Administration of the sacrament of mobile reconciliation is inadmissible under church teaching, said the president of the United States Bishops' Divine Worship Committee.

In a note of March 27 to his fellow bishops, Archbishop Leonard P. Blair of Hartford, Connecticut, said he was informed by Archbishop Arthur Roche, secretary of the Congregation for Divine Worship in the Vatican, who use cell phones for the sacrament guaranteed a threat against the seal of confession.

Using a cell phone to help amplify the voices of a confessor and a penitent who can see is also not allowed, the memo said.

Blair also said in the note that as regards the anointing of the sick, duty cannot be delegated to someone else, such as a doctor or nurse.

Citing the catechism of the Catholic Church, Blair noted, however, that when it is not possible for a priest to administer the sacrament of reconciliation, someone should seek absolution from sin by offering a "perfect contrition, coming from the love of God."

This contrition, the catechism continues, "expressed by a sincere request for forgiveness ... and accompanied by" votum confessionis ", that is, by the firm resolution to resort to sacramental confession as soon as possible, obtains forgiveness of sins, even mortal. "

Blair wrote that the same standard can be applied to the sacrament of the sick.

Questions about such practices have arisen in response to recent circumstances resulting from the expansion of coronavirus transmission.

In the archdiocese of Portland, Oregon, a priest who was forbidden to visit inpatient patients in isolation contacted a COVID-19 hospitalized patient by phone who was on a ventilator and whose family had asked the religious to administer the last rites.
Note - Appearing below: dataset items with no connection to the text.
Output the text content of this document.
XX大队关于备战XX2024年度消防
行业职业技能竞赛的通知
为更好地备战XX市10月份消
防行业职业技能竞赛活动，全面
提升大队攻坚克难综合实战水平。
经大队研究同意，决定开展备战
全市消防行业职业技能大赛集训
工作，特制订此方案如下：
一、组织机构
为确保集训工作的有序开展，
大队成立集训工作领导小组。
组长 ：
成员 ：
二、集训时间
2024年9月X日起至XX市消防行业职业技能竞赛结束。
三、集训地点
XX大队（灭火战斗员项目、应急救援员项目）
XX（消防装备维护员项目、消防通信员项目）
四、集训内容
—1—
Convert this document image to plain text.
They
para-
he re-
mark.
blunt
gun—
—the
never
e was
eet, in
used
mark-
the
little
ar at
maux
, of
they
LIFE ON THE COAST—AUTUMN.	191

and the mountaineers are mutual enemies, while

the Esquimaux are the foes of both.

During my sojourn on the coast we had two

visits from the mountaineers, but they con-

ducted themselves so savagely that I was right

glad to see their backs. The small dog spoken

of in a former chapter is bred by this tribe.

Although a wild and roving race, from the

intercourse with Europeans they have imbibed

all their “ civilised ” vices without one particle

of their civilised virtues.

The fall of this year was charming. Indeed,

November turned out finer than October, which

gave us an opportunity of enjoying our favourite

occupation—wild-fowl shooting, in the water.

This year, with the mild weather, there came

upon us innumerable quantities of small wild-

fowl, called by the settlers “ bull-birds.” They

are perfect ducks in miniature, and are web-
The priest guided the patient through the process of an act of contrition and a prayer for forgiveness.

Elsewhere, on March 25, Bishop Mitchell T. Rozanski of Springfield, Massachusetts, allowed nurses to administer holy oil to seriously ill patients as long as an assigned Catholic hospital chaplain was standing out of bed or out of a patient. The policy allowed chaplains to offer prayer via cell phone to patients who were on alert.

Rozanski canceled his decision on March 27 and told priests that he had suspended the sacrament of the sick throughout the diocese.